Вот это был вопрос на сон грядущий! И он понял, что он сам тоже никогда об этом не задумывался.
А действительно, кто их может различить, если они все – русские? Чем они друг от друга отличаются или должны отличаться, особенно когда одеты в одежду, купленную в одних и тех же харбинских магазинах? Александру Петровичу подумалось, что сейчас этот вопрос, наверное, не стоит таких сложных размышлений, он только понял, что тот молодой человек в вагоне-ресторане, оказавшийся советским гражданином, сам того не желая, нарушил границы мира его жены и она к этому ненарочному нарушению оказалась не готова. Он тогда отвлёк её на что-то, и через несколько секунд она об этом забыла.

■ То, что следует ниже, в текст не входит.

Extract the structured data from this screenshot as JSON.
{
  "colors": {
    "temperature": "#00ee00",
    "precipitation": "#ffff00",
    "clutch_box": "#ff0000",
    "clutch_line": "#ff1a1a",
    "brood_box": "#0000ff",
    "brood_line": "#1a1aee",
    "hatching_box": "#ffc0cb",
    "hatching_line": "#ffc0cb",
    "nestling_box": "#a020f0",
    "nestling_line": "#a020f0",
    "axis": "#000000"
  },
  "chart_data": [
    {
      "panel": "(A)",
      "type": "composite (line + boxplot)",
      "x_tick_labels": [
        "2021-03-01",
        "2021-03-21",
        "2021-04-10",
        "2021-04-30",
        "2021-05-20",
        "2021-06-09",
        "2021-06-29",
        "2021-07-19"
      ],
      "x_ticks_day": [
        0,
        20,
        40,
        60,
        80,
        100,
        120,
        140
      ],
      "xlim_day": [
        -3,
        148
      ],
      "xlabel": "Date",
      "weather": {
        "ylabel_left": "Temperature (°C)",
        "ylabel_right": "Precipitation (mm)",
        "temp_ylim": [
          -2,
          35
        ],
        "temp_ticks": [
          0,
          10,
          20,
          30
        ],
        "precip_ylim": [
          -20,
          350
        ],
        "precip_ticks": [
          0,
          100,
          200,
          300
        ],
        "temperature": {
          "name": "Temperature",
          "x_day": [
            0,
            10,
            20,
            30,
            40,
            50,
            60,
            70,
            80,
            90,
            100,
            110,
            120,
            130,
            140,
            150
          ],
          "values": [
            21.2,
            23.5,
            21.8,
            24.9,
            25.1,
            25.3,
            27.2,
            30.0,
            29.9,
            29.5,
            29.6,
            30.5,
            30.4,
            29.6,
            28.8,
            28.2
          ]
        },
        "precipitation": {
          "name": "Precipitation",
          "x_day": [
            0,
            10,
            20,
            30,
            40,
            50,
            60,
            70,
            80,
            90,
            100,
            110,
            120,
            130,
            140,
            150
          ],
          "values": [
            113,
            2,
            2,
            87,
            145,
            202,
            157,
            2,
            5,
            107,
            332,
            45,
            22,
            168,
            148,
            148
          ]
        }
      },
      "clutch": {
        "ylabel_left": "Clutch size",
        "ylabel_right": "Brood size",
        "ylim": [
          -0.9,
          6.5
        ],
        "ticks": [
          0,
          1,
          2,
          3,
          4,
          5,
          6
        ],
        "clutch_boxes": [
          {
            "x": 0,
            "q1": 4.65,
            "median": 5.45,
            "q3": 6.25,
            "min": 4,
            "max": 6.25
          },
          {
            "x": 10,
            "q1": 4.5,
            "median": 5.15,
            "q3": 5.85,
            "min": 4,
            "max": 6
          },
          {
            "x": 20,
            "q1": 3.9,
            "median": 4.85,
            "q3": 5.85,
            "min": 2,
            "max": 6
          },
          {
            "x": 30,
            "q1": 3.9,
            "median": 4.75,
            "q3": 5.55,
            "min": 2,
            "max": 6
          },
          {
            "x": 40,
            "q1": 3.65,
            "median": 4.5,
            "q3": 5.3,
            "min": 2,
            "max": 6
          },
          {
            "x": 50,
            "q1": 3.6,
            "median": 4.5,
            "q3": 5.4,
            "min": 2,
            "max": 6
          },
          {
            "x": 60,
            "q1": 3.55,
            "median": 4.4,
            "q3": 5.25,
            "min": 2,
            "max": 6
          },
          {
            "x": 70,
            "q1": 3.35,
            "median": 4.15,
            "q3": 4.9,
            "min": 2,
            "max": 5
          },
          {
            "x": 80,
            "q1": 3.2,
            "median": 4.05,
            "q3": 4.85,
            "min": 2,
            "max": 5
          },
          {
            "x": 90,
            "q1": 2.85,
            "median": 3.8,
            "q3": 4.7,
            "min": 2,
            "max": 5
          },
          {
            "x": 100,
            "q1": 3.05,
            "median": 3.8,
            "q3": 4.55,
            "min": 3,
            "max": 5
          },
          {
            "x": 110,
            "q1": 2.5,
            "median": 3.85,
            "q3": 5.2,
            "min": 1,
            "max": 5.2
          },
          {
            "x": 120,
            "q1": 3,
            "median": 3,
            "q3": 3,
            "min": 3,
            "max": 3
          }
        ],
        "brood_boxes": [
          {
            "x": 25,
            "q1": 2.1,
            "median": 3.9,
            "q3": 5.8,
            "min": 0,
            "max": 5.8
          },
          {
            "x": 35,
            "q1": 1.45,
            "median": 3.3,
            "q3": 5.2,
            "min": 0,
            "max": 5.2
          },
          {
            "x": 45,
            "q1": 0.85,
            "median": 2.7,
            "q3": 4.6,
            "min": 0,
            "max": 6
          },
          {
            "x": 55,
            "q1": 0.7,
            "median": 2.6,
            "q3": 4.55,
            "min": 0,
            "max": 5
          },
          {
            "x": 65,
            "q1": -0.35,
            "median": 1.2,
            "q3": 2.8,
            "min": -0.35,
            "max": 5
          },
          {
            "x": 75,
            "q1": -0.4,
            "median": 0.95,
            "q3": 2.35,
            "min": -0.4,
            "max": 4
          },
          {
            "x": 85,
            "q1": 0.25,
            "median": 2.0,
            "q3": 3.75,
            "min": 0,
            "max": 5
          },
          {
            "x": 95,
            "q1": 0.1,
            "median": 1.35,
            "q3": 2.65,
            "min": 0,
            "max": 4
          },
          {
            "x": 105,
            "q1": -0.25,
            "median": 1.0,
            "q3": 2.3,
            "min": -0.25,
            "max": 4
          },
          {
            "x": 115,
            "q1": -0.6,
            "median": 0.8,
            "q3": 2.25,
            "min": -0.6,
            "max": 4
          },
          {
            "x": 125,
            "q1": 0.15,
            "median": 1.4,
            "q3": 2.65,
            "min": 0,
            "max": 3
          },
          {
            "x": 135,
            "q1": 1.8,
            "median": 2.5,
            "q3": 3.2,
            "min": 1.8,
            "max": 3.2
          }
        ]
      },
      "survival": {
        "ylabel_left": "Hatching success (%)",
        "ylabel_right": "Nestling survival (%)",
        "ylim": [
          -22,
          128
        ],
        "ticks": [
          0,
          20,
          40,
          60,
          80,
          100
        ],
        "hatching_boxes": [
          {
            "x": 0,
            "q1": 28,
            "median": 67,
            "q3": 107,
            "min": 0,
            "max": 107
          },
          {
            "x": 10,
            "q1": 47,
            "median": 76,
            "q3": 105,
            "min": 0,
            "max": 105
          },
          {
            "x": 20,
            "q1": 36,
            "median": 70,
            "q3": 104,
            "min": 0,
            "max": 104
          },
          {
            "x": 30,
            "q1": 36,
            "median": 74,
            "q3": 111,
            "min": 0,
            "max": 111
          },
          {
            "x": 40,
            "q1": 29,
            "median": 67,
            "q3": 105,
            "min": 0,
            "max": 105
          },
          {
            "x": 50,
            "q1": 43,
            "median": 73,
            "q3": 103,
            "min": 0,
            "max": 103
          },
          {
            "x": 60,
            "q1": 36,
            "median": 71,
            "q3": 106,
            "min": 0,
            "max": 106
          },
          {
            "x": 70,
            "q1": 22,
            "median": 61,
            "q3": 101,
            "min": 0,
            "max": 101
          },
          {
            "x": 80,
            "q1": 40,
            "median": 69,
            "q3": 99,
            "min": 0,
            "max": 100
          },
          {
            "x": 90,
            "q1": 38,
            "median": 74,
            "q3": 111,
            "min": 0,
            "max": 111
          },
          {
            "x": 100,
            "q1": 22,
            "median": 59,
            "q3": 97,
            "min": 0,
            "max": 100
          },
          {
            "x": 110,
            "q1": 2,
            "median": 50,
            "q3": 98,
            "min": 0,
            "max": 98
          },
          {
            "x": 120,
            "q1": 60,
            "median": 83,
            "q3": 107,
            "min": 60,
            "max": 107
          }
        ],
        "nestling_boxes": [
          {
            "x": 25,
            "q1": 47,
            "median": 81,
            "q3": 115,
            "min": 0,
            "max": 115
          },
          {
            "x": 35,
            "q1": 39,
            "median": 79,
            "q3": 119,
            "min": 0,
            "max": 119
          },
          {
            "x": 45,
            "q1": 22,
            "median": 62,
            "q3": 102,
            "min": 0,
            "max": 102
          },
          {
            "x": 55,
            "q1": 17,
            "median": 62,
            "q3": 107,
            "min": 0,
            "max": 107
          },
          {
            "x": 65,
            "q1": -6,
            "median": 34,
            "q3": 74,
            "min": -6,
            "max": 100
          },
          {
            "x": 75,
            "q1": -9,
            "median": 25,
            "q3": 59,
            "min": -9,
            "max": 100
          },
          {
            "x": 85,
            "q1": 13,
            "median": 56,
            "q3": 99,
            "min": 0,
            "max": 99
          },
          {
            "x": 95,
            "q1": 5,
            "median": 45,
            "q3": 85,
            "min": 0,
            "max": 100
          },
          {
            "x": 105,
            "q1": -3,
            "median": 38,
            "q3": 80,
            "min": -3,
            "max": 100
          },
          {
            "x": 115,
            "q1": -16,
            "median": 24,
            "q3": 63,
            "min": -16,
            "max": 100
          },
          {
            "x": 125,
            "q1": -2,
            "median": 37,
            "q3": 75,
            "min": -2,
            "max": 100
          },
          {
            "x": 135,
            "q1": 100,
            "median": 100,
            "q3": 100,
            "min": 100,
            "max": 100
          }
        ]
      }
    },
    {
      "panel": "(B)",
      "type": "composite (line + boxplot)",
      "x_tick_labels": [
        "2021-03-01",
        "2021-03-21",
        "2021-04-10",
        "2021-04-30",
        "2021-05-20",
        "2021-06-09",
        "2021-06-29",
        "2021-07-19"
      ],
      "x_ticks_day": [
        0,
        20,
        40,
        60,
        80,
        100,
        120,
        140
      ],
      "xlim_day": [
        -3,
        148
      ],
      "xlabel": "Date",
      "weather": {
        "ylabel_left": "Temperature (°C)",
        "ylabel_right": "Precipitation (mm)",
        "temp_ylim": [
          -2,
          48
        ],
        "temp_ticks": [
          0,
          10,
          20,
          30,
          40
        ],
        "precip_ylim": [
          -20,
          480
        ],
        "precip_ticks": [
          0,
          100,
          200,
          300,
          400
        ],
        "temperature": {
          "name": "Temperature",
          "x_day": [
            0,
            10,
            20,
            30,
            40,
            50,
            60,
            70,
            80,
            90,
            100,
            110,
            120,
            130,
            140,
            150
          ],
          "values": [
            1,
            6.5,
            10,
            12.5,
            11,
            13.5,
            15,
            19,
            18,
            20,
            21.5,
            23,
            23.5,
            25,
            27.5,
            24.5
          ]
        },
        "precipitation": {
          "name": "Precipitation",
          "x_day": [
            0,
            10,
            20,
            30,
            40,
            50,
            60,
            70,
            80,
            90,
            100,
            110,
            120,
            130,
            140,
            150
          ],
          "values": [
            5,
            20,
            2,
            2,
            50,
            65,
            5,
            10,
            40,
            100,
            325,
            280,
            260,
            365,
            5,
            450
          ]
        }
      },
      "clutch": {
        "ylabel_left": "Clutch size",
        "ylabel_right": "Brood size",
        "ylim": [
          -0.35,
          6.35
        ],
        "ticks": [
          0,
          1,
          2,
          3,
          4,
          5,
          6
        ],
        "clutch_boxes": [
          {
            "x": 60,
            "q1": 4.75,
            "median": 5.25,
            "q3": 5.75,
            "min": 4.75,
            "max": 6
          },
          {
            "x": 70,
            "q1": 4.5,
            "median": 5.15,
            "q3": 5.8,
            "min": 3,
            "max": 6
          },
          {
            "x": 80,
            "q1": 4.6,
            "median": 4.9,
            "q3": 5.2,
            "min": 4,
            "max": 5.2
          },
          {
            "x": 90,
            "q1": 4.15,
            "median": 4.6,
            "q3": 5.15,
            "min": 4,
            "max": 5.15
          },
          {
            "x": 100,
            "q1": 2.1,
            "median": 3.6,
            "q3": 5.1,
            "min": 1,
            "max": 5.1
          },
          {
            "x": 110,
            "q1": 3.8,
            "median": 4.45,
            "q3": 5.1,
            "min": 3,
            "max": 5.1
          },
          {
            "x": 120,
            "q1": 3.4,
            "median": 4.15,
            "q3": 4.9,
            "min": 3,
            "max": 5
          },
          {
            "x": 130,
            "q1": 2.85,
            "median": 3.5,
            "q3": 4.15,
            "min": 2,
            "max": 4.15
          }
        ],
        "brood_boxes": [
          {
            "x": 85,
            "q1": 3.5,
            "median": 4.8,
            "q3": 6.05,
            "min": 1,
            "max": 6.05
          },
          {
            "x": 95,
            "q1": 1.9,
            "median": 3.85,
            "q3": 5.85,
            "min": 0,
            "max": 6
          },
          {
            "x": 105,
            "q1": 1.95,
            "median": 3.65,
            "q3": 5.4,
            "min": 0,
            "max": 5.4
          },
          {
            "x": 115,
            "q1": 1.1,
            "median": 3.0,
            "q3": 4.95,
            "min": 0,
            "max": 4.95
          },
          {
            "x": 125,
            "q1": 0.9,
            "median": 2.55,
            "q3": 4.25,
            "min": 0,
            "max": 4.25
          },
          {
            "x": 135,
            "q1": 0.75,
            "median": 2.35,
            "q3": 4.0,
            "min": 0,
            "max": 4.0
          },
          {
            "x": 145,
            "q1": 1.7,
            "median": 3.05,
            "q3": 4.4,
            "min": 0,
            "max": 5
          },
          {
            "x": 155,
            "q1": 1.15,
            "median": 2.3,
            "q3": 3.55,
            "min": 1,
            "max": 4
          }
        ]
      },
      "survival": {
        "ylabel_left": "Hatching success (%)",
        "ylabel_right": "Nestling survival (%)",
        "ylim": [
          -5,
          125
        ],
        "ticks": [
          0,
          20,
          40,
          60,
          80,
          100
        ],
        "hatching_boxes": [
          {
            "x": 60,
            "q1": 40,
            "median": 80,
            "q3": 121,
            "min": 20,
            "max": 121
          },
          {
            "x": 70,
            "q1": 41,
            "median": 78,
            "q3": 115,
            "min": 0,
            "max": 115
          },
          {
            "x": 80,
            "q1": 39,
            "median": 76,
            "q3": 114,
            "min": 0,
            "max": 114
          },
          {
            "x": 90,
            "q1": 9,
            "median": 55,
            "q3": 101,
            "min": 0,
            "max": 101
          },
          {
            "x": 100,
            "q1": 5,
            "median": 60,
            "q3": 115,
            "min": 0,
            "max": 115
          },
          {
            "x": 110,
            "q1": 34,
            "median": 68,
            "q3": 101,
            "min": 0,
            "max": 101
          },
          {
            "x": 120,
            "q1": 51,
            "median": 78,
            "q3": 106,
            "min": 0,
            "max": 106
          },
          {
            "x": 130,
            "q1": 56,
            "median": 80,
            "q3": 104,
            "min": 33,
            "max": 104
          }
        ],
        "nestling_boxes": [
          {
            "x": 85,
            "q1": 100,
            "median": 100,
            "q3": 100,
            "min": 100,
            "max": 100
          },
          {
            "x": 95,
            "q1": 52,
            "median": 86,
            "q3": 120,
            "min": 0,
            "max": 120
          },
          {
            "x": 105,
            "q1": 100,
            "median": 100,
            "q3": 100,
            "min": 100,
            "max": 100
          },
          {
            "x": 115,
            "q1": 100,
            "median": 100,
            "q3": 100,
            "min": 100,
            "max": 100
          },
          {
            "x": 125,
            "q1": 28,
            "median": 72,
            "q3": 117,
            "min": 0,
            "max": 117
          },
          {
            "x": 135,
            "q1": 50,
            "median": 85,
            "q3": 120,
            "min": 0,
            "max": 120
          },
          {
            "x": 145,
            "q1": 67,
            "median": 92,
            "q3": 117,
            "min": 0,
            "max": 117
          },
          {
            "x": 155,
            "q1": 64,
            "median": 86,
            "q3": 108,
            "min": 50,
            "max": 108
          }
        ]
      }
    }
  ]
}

С этой мыслью Александр Петрович снова взялся за очерки профессора Устрялова, на душе стало покойно, он уже раскрыл их, но тут же отложил: «А как всё-таки затронул её душу этот отрывок, про мавзолей! Но как можно об этом судить и ей, да и мне тоже, если мы там не были и этого не видели? И зачем я соврал ей, что говорил об этом с Николаем Васильевичем? Чего-то я… в общем?.. – И он принялся листать, но уже не по сделанным закладкам, а наугад: – Тут было что-то близкое, будто специально на эту тему». – Он перелистывал страницу за страницей и вспомнил: – Вот: «Нет привычных костылей…» Да, вот это я хотел найти: «…Нет привычных костылей, нет удобного карманного компаса, приходится ориентироваться «по звёздам». Комнатным людям с непривычки это трудно!..»
«Комнатные люди…» – это мы, – думал Александр Петрович, – «…не отстают от своих маленьких компасиков, игнорируя бушующую «магнитную бурю». И беспомощно блуждают: такие жалкие-жалкие…»
«Жалкие комнатные люди»! – Александр Петрович повторил эти слова и удивился, что он только что с такой лёгкостью, чего у него не получалось раньше, сам зачислил себя в их число. – А почему, собственно, и нет! Мы продолжаем жить нашими старыми ориентирами, это и есть наши те самые «компасики»! Чем я отличаюсь от Анны и что я могу ей объяснить – одни только ощущения, и ничего больше! Я тоже не отличу на улице одного русского от другого. И я пользуюсь своим «маленьким компасиком» и сверяюсь по нему, за неимением другого! Но, – и он перелистнул ещё несколько страниц, – было здесь что-то ещё, примечательное, ага: «…Наше старое студенчество в общей его массе не умело так жадно тянуться к учению, как нынешнее… У нас, у поколения декаданса и предгрозовья, было в крови слишком мало энтузиазма и слишком много скепсиса, чтобы верить в знание без оглядки и упиваться им безраздельно. Мы относились к истинам, нам преподававшимся, спокойнее, как к чему-то обыкновенному, будничному, лежащему в порядке вещей. Недаром и стих народного поэта насчёт «сеяния разумного, доброго, вечного» мы не умели произносить иначе, как с полубрезгливой иронией. Мы ценили университет, любили его, но ведь он никогда не был для нас запретным плодом. Он был для нас чем-то вроде наследственного имущества…»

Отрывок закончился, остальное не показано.